In conclusion, QSPRpred provides a standardized but adaptable pipeline for QSPR modelling. Here we will discuss how QSPRpred can be applied in a model development workflow and show an example of a use case; creating CYP substrate classification models. The code can be found through the Leiden Computational Drug Discovery GitHub page at https://github.com/CDDLeiden/QSPRpred.

References
[1] Artem Cherkasov, Eugene N. Muratov, et al. “QSAR Modeling: Where Have You Been? Where Are You Going To?” In: Journal of Medicinal Chemistry 57.12 (2014), pp. 4977–5010.
[2] Mingyang Wang, Zhe Wang, et al. “Deep learning approaches for de novo drug design: An
overview”. In: Current Opinion in Structural Biology 72 (2022), pp. 135–144.
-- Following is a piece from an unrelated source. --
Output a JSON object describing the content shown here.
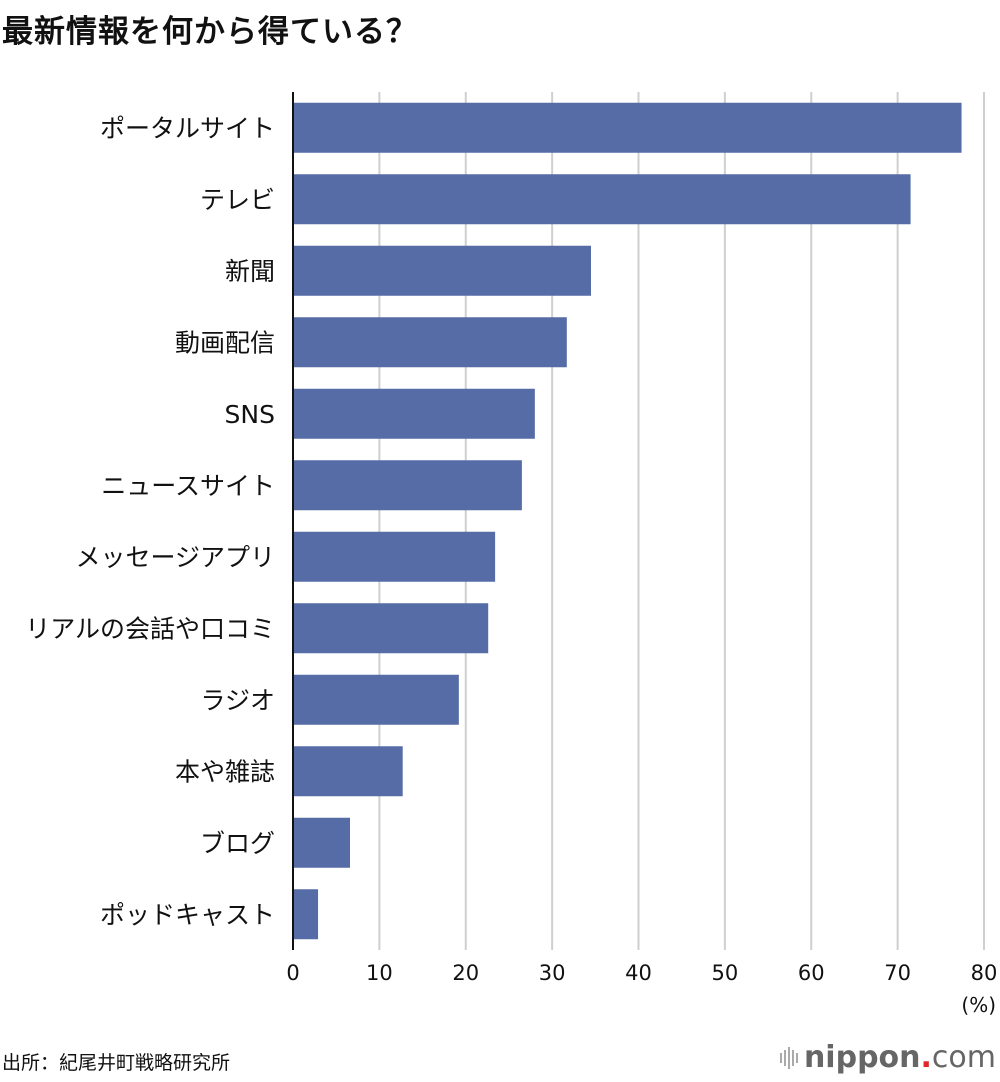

[3] Kevin Yang, Kyle Swanson, et al. “Analyzing Learned Molecular Representations for Property Prediction”. In: Journal of Chemical Information and Modeling 59.8 (2019), pp. 3370–3388.
[4] F. Pedregosa, G. Varoquaux, et al. “Scikit-learn: Machine Learning in Python”. In: Journal of Machine Learning Research 12 (2011), pp. 2825–2830.
[5] RDKit. RDKit: Open-source cheminformatics.
[6] Adam Paszke, Sam Gross, et al. “PyTorch: An Imperative Style, High-Performance Deep Learning Library”. In: Advances in Neural Information Processing Systems 32. Curran Associates, Inc., 2019, pp. 8024–8035.
[7] M. Sicho, S. Luukkonen, et al. DrugEx: Deep Learning Models and Tools for Exploration of Drug-like Chemical Space. In preparation. 2023.
[8] O J M B ́equignon, B J Bongers, et al. “Papyrus: a large-scale curated dataset aimed at bioactivity predictions”. In: Journal of Cheminformatics 15.1 (2023), p. 3.
[9] Takuya Akiba, Shotaro Sano, et al. “Optuna: A Next-generation Hyperparameter Optimization Framework”. In: Proceedings of the 25rd ACM SIGKDD International Conference on Knowledge Discovery and Data Mining. 2019.